Alerta que, caso origine um incêndio, o autor pode incorrer em crime de incêndio florestal.

O ministro da Agricultura, Capoulas Santos, apelou esta segunda-feira aos pastores para não fazerem queimadas nos próximos dias, em que se prevê um agravamento do risco de incêndio, segundo uma nota divulgada pelo Ministério.

"Tendo em conta que as previsões meteorológicas apontam para uma situação de agravamento do risco incêndio nos próximos dias e que a realização de queimadas é o meio mais utilizado para promover a renovação das pastagens por parte dos pastores e dos criadores de gado, o ministro da Agricultura, Florestas e Desenvolvimento Rural lança um apelo muito especial a estes cidadãos para que observem escrupulosamente as normas que vigoram durante o período crítico, no âmbito do Sistema Nacional de Defesa contra Incêndios (SDFCI), entre 01 de julho e 30 de setembro, durante o qual são proibidas as queimadas extensivas", lê-se na nota.

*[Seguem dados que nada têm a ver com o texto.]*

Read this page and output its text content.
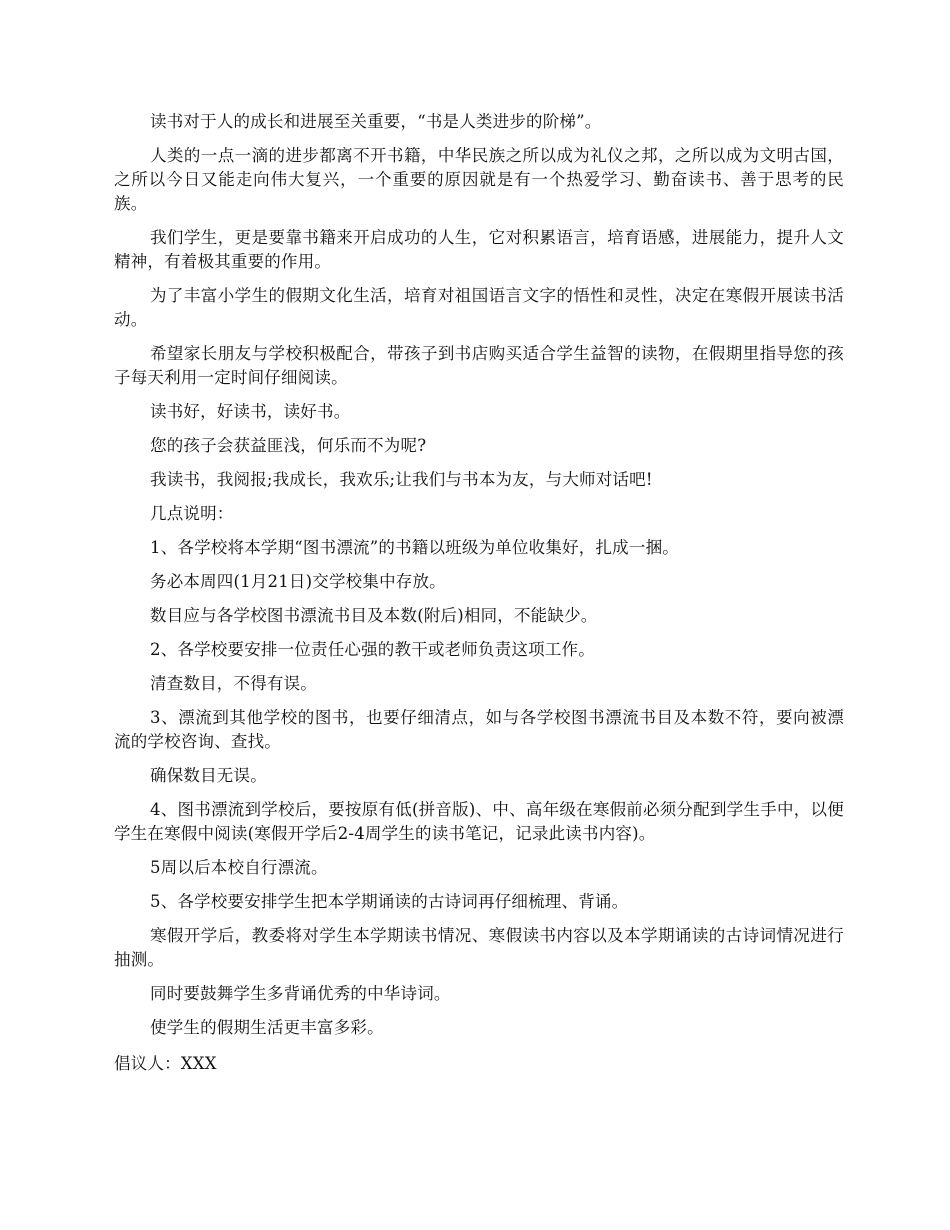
读书对于人的成长和进展至关重要，“书是人类进步的阶梯”。

人类的一点一滴的进步都离不开书籍，中华民族之所以成为礼仪之邦，之所以成为文明古国，之所以今日又能走向伟大复兴，一个重要的原因就是有一个热爱学习、勤奋读书、善于思考的民族。

我们学生，更是要靠书籍来开启成功的人生，它对积累语言，培育语感，进展能力，提升人文精神，有着极其重要的作用。

为了丰富小学生的假期文化生活，培育对祖国语言文字的悟性和灵性，决定在寒假开展读书活动。

希望家长朋友与学校积极配合，带孩子到书店购买适合学生益智的读物，在假期里指导您的孩子每天利用一定时间仔细阅读。

读书好，好读书，读好书。

您的孩子会获益匪浅，何乐而不为呢?

我读书，我阅报;我成长，我欢乐;让我们与书本为友，与大师对话吧!

几点说明：

1、各学校将本学期“图书漂流”的书籍以班级为单位收集好，扎成一捆。

务必本周四(1月21日)交学校集中存放。

数目应与各学校图书漂流书目及本数(附后)相同，不能缺少。

2、各学校要安排一位责任心强的教干或老师负责这项工作。

清查数目，不得有误。

3、漂流到其他学校的图书，也要仔细清点，如与各学校图书漂流书目及本数不符，要向被漂流的学校咨询、查找。

确保数目无误。

4、图书漂流到学校后，要按原有低(拼音版)、中、高年级在寒假前必须分配到学生手中，以便学生在寒假中阅读(寒假开学后2-4周学生的读书笔记，记录此读书内容)。

5周以后本校自行漂流。

5、各学校要安排学生把本学期诵读的古诗词再仔细梳理、背诵。

寒假开学后，教委将对学生本学期读书情况、寒假读书内容以及本学期诵读的古诗词情况进行抽测。

同时要鼓舞学生多背诵优秀的中华诗词。

使学生的假期生活更丰富多彩。

倡议人：XXX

O Ministério adianta ainda que, "para apoiar os pastores e os criadores de gado na realização das queimadas, logo que esteja ultrapassado o período critico e as condições meteorológicas o permitam, o Governo está a preparar um programa específico, que será oportunamente apresentado".

Na nota, é ainda relembrado que a violação das normas em vigor durante o período crítico configura uma contraordenação, cuja coima pode ir de 140 a 5.000 euros, para pessoas singulares, e de 800 até 60.000 euros para pessoas coletivas.

"Caso origine um incêndio, o autor pode incorrer em crime de incêndio florestal", acrescenta.